The glory days of the DJ was in the 50s and 60s where strong radio personalities filled the airwaves and defined stations identities.  Nowadays, however, the DJ isn't as vibrant and flamboyant at it once was.  Their role however, to provide the radio with personality, has not changed much.  But the demand for them has.  According to the Labor of Bureau Statistics, the employment of announcers (radio DJs included) is expected to decline by 4% from 2008-2018.  More and more DJs are getting laid off or are simply switching to other jobs or other forms of media.  However, those DJs that do have jobs work both in new media and old media.

In new media, DJs find jobs in some satellite radio stations.  In old media, there are both local DJs and (what I have been calling) “centralized” DJs. Local DJs are of course DJs that work in the physical location of the local radio station. They are part of the community, they know about local events that are going on, they know the personality of the community, and they can give up-to-date weather and traffic reports. Centralized DJs are not part of the community which they serve. Centralized DJs work for network stations and their broadcasts can go out to several different radio stations in several different communities. These DJs do not know the personalities of the communities they serve.

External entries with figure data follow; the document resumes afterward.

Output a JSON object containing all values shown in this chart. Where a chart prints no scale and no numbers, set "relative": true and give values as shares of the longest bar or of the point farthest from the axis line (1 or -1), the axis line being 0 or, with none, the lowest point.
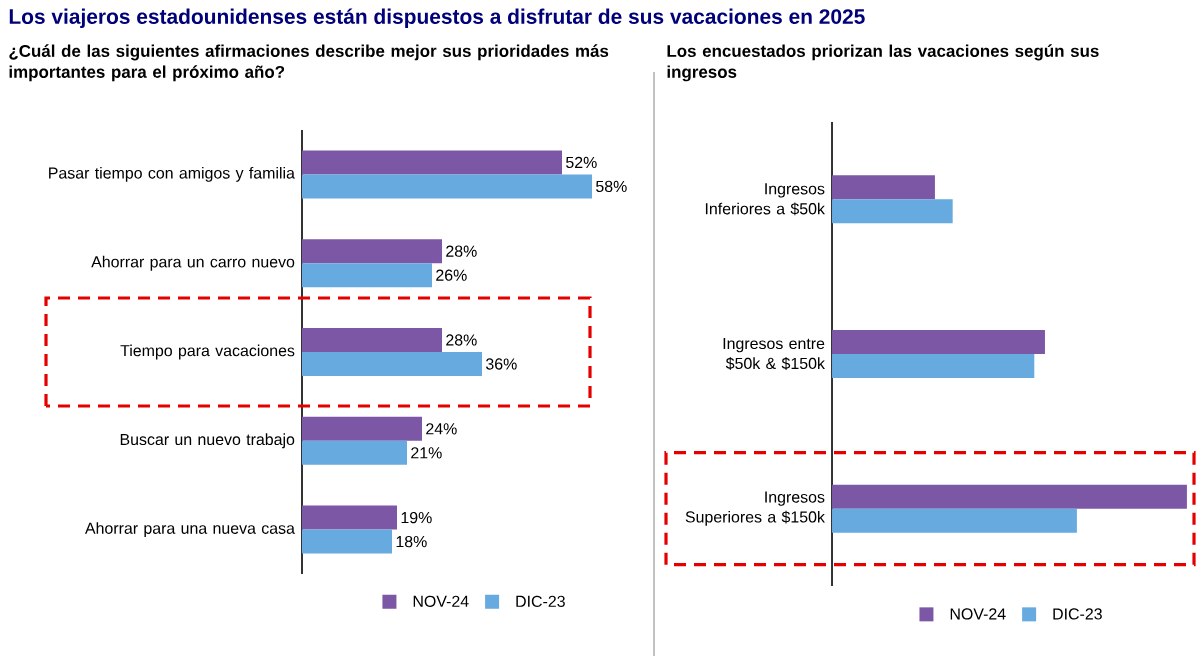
{
  "chart_data": [
    {
      "type": "bar",
      "orientation": "horizontal",
      "title": "Los viajeros estadounidenses están dispuestos a disfrutar de sus vacaciones en 2025",
      "subtitle": "¿Cuál de las siguientes afirmaciones describe mejor sus prioridades más importantes para el próximo año?",
      "categories": [
        "Pasar tiempo con amigos y familia",
        "Ahorrar para un carro nuevo",
        "Tiempo para vacaciones",
        "Buscar un nuevo trabajo",
        "Ahorrar para una nueva casa"
      ],
      "series": [
        {
          "name": "NOV-24",
          "color": "#7b57a6",
          "values": [
            52,
            28,
            28,
            24,
            19
          ],
          "value_labels": [
            "52%",
            "28%",
            "28%",
            "24%",
            "19%"
          ]
        },
        {
          "name": "DIC-23",
          "color": "#66aadf",
          "values": [
            58,
            26,
            36,
            21,
            18
          ],
          "value_labels": [
            "58%",
            "26%",
            "36%",
            "21%",
            "18%"
          ]
        }
      ],
      "legend": "bottom"
    },
    {
      "type": "bar",
      "orientation": "horizontal",
      "relative": true,
      "subtitle": "Los encuestados priorizan las vacaciones según sus ingresos",
      "categories": [
        "Ingresos Inferiores a $50k",
        "Ingresos entre $50k & $150k",
        "Ingresos Superiores a $150k"
      ],
      "series": [
        {
          "name": "NOV-24",
          "color": "#7b57a6",
          "values": [
            0.29,
            0.6,
            1
          ]
        },
        {
          "name": "DIC-23",
          "color": "#66aadf",
          "values": [
            0.34,
            0.57,
            0.69
          ]
        }
      ],
      "legend": "bottom"
    }
  ]
}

Lastly, Howard Stern is an example of a strong radio personality who has recently, like other radio DJs and personalities, made the switch from traditional broadcast radio to new satellite radio. He has been in radio for many years and has his own show on Infinity Broadcasting. He has gotten in trouble numerous times with the FCC for the indecent and controversial content on his shows, however, despite all of this, he still has millions of followers. In 2006, Sirius Satellite radio made a 5 year contract with him for $500million, hoping to increase their number of subscribers (which they desperately needed to do).